Barclays Wealth

Barclays Wealth


With the help of Cass Consulting, Barclays Wealth discovered that retail investors' habit of regularly adjusting their portfolio costs them up to 20% of their potential returns, and in some cases more.

Background

Many investors believe that active fund managers struggle to generate alpha, that is, to outperform the market. Many people decide, on the basis of this, to run their own portfolio.

Barclays Wealth, a leading British wealth manager, asked two Cass academics to discover whether non-professionals really can read the markets well, what returns they get, and why.

Synopsis

Numerous studies have found that professional fund managers often do not generate alpha, and that even those who do find it difficult to replicate this performance over a long period of time.

However, the research carried out by the Cass academics discovered that retail investors also find it hard to outperform the market, because they time their investments badly.

Consultancy

Looking at data from 1992-2008 about the performance of UK mutual funds (unit trusts), collated by the Investment Management Association, the Cass academics analysed the "performance gap" between the amount that investors actually made, and what their returns would have been if they had employed a buy and hold strategy.

They found that UK retail investors in mutual funds on average had returns 1.2% per a year less than if they had employed a buy and hold strategy. Over the 18 year period of the study, compounded that represents a cumulative underperformance of 20%.

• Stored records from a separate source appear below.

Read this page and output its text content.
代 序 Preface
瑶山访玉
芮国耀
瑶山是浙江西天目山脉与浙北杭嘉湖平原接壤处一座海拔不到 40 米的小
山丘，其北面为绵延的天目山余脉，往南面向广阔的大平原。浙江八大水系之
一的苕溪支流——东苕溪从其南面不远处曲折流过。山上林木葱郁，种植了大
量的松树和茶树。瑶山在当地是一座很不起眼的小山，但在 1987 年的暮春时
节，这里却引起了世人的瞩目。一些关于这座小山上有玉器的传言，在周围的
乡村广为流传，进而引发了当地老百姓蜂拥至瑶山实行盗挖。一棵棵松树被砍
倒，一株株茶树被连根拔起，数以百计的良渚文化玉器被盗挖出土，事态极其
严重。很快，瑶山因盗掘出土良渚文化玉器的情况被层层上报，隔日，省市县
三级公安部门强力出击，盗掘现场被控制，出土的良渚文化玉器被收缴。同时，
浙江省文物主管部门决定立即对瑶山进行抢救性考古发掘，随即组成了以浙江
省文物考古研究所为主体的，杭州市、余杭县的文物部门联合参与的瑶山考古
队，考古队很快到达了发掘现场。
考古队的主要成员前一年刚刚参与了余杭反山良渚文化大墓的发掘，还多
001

Those who invested in the best-performing funds lost even more, and their returns were 0.378% per month less than if they employed buy and hold. Investors in hedge funds made 4% less, and for the very best hedge funds the figure reached 9%.

Conclusion

The researchers concluded that the underperformance was caused by poor timing decisions. Retail investors tended to assume that funds which had performed well in the recent past would continue to do so in the future and they tended to buy at the top of the market.

The better performing the market, the harder it was to time entry well, and the investors who put their money into the funds with the highest recent performance had the worst results.

Cass consultants

Andrew Clare

Professor of Asset Management at Cass Business School

Professor Clare was formerly a Senior Research Manager in the Monetary Analysis wing of the Bank of England, which supported the Monetary Policy Committee. He has published many papers in academic and practitioner journals, and a 2007 survey ranked him the world's ninth most prolific finance author of the past 50 years. He serves on the investment committee of the £4bn GEC Marconi pension plan, and is a trustee and Chairman of the Investment Committee of the £3bn Magnox Electric Group Pension scheme.

Nick Motson

Lecturer in finance and a specialist in asset management, particularly hedge funds, alternative assets and structured products.

Before coming to Cass, Dr Motson worked for 13 years as a proprietary trader of interest rate derivatives in the City of London for various banks including First National Bank of Chicago, Industrial Bank of Japan and Wachovia Bank.